All of this was a godsend to the “small-state” ideologues. “See!”, they say – “see what government can do if you don’t shrink them”. But then, of course, these are the same folk who profited from the bloodshed. Shrink the state so that it does no good, but for God’s sake don’t shrink it so much that it can do no harm – just remember who owns you. The trillion dollar war ensured that money was cycled away from the working class and public services and into the pockets of Haliburton-and-friends, a trickle-up effect that ensured that the former have no viable voice. Rinse/repeat in 2008 with the banks. The moral of the story is to never confuse small government with good government.

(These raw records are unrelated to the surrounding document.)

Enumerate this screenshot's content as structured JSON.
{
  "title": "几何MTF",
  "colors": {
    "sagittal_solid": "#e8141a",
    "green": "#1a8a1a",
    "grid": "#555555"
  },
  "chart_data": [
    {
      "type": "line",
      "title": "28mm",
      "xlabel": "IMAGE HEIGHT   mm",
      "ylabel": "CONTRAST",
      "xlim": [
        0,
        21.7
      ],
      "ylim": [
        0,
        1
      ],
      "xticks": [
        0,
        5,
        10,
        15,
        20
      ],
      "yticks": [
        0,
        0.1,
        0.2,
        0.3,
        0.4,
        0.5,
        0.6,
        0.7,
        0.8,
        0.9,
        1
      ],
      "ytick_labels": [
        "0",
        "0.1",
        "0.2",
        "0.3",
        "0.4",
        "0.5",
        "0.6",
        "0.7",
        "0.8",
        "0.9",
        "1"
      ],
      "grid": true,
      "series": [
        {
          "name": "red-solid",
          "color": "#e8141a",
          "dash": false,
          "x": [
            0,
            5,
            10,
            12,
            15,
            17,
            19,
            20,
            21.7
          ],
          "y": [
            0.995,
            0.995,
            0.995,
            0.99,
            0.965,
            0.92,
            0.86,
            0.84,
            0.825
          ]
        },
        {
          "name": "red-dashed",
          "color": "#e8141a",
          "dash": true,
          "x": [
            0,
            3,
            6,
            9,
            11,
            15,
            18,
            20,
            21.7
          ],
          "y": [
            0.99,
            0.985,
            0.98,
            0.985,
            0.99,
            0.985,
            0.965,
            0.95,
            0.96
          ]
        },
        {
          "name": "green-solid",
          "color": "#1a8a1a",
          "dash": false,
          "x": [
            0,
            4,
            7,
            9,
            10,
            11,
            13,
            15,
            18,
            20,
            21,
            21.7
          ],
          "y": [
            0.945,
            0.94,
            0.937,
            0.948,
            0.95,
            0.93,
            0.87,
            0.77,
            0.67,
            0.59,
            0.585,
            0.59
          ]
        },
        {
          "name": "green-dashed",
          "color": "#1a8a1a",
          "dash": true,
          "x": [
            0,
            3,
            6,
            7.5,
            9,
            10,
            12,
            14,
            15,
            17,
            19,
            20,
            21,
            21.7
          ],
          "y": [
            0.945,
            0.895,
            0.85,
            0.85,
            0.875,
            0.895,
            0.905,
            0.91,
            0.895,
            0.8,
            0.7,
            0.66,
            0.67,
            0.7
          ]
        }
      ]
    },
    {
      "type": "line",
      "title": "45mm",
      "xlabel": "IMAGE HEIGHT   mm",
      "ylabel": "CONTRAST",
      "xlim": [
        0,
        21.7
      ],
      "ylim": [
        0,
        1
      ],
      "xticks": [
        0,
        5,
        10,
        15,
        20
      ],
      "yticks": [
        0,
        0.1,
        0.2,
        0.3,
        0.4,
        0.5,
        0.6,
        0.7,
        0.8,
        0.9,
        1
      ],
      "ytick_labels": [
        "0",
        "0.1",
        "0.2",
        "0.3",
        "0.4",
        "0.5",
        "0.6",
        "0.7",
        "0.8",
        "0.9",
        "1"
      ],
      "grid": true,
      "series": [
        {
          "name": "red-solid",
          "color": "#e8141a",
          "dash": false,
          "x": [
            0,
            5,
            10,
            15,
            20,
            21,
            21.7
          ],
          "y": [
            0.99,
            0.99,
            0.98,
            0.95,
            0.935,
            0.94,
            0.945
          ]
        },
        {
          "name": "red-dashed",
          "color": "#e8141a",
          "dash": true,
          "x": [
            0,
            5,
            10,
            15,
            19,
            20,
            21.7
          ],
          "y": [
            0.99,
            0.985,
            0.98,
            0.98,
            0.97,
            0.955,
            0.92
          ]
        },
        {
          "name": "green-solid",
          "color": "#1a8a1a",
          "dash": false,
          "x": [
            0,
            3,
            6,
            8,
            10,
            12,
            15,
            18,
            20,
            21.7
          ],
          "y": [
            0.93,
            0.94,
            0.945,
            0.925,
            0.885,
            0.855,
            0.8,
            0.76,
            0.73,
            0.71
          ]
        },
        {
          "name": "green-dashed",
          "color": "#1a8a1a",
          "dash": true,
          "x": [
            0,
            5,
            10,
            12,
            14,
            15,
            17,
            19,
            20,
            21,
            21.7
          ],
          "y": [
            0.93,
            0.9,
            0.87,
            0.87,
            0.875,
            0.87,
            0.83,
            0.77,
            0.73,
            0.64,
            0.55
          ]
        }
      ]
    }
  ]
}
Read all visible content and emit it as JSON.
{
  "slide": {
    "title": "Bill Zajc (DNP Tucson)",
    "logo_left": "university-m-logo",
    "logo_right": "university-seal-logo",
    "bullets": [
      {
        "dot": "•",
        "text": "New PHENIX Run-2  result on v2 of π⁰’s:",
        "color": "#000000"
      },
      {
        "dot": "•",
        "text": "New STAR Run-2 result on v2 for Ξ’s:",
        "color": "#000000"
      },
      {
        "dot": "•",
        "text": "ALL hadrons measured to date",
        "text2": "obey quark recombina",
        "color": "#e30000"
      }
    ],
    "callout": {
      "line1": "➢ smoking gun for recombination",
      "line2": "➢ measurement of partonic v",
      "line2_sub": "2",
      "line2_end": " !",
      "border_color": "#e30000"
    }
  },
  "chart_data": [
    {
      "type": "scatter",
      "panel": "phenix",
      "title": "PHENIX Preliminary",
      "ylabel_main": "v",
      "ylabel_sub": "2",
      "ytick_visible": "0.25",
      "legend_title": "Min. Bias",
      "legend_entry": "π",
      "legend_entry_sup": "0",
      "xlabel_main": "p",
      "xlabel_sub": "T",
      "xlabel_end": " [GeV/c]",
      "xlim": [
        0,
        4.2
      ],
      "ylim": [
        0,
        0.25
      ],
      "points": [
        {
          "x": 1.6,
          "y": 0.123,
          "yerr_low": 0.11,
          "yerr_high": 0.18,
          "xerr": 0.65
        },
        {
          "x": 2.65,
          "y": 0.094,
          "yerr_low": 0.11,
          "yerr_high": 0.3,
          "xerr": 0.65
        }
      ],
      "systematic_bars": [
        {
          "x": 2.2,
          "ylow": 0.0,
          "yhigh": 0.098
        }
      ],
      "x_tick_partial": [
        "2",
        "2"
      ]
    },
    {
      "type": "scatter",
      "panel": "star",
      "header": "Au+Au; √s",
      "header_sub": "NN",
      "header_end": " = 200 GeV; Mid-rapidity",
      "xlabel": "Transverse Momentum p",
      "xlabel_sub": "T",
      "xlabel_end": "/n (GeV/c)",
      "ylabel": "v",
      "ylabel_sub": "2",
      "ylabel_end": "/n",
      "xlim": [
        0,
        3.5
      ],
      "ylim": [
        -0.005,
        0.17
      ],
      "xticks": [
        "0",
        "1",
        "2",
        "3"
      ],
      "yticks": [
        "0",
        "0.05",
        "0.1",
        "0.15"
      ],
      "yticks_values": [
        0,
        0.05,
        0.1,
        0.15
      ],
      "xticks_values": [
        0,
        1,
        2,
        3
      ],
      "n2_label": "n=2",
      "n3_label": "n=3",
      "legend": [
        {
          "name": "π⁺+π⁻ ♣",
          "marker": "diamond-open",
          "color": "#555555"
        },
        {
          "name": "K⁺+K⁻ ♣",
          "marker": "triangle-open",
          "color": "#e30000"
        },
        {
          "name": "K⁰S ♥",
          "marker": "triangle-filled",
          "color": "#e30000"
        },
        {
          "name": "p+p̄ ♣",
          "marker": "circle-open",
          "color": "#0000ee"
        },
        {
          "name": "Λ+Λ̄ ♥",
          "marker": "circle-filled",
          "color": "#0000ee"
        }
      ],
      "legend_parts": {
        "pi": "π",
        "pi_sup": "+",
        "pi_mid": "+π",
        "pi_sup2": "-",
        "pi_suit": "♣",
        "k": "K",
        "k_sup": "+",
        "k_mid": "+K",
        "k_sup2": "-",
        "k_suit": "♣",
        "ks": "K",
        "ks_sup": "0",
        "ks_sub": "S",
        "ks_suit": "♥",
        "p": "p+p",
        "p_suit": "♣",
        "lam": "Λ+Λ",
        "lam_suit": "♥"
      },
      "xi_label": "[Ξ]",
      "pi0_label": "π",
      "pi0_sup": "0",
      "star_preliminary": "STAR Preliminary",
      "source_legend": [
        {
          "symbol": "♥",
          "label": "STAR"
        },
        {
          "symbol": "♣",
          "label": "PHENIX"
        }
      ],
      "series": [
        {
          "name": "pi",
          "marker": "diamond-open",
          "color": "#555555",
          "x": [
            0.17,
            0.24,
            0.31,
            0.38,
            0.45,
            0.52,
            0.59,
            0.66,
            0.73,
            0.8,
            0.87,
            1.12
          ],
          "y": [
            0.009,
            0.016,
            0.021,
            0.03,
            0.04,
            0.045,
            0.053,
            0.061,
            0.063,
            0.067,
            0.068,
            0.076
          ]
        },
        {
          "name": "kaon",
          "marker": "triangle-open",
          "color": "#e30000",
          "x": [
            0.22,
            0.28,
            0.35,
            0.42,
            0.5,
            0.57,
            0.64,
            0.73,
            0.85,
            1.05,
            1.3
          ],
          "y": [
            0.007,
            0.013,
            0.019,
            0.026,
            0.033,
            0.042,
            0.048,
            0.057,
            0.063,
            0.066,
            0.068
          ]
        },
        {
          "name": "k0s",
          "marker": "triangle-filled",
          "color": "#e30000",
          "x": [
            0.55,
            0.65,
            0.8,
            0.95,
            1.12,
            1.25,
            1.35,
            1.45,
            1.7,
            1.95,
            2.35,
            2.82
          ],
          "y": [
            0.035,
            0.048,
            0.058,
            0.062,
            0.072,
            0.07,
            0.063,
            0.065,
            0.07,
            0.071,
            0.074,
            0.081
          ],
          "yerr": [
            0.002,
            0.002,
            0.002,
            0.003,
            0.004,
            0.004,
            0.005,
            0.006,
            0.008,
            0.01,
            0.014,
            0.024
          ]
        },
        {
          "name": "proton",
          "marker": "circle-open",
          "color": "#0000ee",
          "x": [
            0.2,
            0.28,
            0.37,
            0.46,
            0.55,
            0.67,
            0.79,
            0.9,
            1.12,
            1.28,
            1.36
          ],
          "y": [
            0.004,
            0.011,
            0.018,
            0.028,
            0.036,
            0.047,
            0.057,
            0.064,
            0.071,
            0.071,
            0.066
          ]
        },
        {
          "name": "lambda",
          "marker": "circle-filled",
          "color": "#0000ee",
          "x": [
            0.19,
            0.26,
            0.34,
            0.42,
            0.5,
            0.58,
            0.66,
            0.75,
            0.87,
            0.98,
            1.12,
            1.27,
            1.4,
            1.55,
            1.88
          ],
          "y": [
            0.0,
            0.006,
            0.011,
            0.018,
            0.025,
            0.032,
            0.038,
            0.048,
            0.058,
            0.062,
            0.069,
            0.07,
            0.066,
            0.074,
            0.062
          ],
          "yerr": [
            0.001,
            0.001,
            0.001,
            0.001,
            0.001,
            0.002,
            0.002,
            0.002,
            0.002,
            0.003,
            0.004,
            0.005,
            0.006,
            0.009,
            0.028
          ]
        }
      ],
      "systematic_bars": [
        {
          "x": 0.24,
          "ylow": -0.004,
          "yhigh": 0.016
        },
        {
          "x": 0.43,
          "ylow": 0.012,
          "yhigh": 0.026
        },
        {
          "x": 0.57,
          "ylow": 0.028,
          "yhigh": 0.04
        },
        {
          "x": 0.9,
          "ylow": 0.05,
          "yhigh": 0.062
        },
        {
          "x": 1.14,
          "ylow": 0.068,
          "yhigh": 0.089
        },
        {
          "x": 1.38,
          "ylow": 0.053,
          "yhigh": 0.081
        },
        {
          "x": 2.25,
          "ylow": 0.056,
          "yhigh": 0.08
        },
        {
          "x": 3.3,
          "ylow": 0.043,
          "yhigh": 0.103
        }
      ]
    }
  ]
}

Perhaps the most enduring effect of this decade is the sense that the American era is coming to a close. 9/11 marked the end of myth of American imperviousness to the outside world. The Iraq war busted the myth of their military omnipotence. It survived the disaster of Vietnam because there was the ever-present Evil Empire, but in the face of petty guerrilla warfare it looked frail. The banking crisis and the subsequent years displayed a nation that no longer has a workable economic model (and, with perfect hindsight, hasn’t had for quite some time). An unbridgeable ideological divide is ensuring that the only way is down. And descending with it is the 51st state – a Britain that continues to reject its geography and history in favour of supporting the outdated ideals of a nation separated from it by a common language.

For me, it’s been a period of waking from my dogmatic slumbers, to steal the line from Kant. My life has been coloured by 9/11 ever since that day. Born in me was that nagging sense that things were not right with the world. It has seeded what music I’ve written. It has been present in the oceans of reading that I’ve drowned myself in ever since. Most of all it has ignited a passion for political philosophy and thought, and history, and the search to understand something about the nature of human relationships in society, something that has come into its own since 2008. Some days I sympathise with friends who think that humanity is beyond redemption. Some days I feel that heavily. But I drag myself up from it. Sleep was warm and cosy, even as the external noises intruded on my dreams with ever greater volume. The awakening has been reluctant and I still have a long way to go. But I’ve learned a lot. It’s not easy to suspect that something just isn’t right. It’s harder to discover why it’s not right. And it’s harder still to then have the courage to articulate it. But it’s worth it. Periods of fear and uncertainty are powerful tools for those who would like to burn bridges and build walls rather than construct commonality. The result is more fear and uncertainty. We must fight harder than ever when the fighting is more difficult. And now, at least as much as during the war on terror, the danger is great. And it’s ok to be wrong if you can admit it and learn from it – error is our greatest teacher. I’m not certain of much, but on that, at least, I know that I’m not wrong.